Seminar

Low temperature thermochronological luminescence dating study and its applications to the Fugong valley of Nujiang River and the Longyangxia gorge of Yellow River in the eastern Tibetan Plateau

  • Date

    December 4,2015

  • Time

    10:00AM

  • Venue

    JL104

  • Speaker

    Mr. Shuangli Tang Department of Earth Sciences, HKU

Luminescence dating method has great potential in the development of low temperature thermochronology, due to its low equivalent closure temperatures of 35-80 °C. It can determine the instantaneous denudation rate and true uplift rate, which is faster than the regional exhumation rate, especially for the last 1 million years.

The luminescence signal is a result of the competing effects between the trapping of electrons induced by irradiation and the decay of trapped electrons by heating. The dimensionless luminescence signals are evaluated by the equivalent dose (De). The De value corresponds to the apparent age, which is the time elapsed from the equivalent closure temperature to the present. Numerical simulation indicates that the equivalent closure temperature is dependent on the activation energy E and frequency factor s of electron traps, and the cooling rate η.
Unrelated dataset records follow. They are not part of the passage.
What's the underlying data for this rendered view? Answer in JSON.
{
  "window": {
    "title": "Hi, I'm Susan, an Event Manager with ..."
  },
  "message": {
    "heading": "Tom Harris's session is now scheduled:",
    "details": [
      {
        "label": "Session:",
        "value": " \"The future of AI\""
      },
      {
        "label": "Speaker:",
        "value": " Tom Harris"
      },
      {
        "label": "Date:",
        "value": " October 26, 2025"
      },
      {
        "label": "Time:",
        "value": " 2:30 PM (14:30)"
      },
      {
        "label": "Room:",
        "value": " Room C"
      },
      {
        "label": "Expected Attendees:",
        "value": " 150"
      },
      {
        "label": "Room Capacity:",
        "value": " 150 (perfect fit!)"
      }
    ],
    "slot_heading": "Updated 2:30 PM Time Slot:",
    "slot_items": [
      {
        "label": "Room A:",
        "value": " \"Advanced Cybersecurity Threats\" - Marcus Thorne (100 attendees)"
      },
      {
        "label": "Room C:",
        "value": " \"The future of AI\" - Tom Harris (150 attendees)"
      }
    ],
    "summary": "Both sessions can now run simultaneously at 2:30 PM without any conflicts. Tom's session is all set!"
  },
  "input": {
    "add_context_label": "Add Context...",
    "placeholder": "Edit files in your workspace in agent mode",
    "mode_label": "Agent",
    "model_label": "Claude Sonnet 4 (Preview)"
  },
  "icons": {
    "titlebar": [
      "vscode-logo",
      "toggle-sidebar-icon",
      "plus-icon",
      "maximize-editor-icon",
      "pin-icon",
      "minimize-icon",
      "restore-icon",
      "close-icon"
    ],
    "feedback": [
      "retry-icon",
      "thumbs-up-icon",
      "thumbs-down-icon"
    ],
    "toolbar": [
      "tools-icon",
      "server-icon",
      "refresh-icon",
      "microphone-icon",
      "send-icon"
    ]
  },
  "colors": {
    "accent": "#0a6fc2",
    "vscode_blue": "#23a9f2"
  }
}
The Fugong valley of the Nujiang River and the Longyangxia Gorge of the Yellow River were selected to apply the luminescence dating method to qualify the uplift and river incision processes in the eastern margin of the Tibetan Plateau, China. The MAR-TL protocol was used in the measurement of De values. Quartz grains were extracted from twenty samples collected at different elevations on the valley slope. The apparent age results indicate an accelerated incision from 0.4 mm/yr at 263 ka to 18.8 mm/yr at 8 ka. This acceleration increased dramatically since 24 ka. From 263 ka to the present, the valley had been incised ~1042 m. The equivalent closure temperature based on depth of incision is 41-46 °C. This was consistent with a 46 °C closure temperature calculated from a numerical simulation with a incision rate of 0.4 mm/yr (0.01-0.012 °C/ka).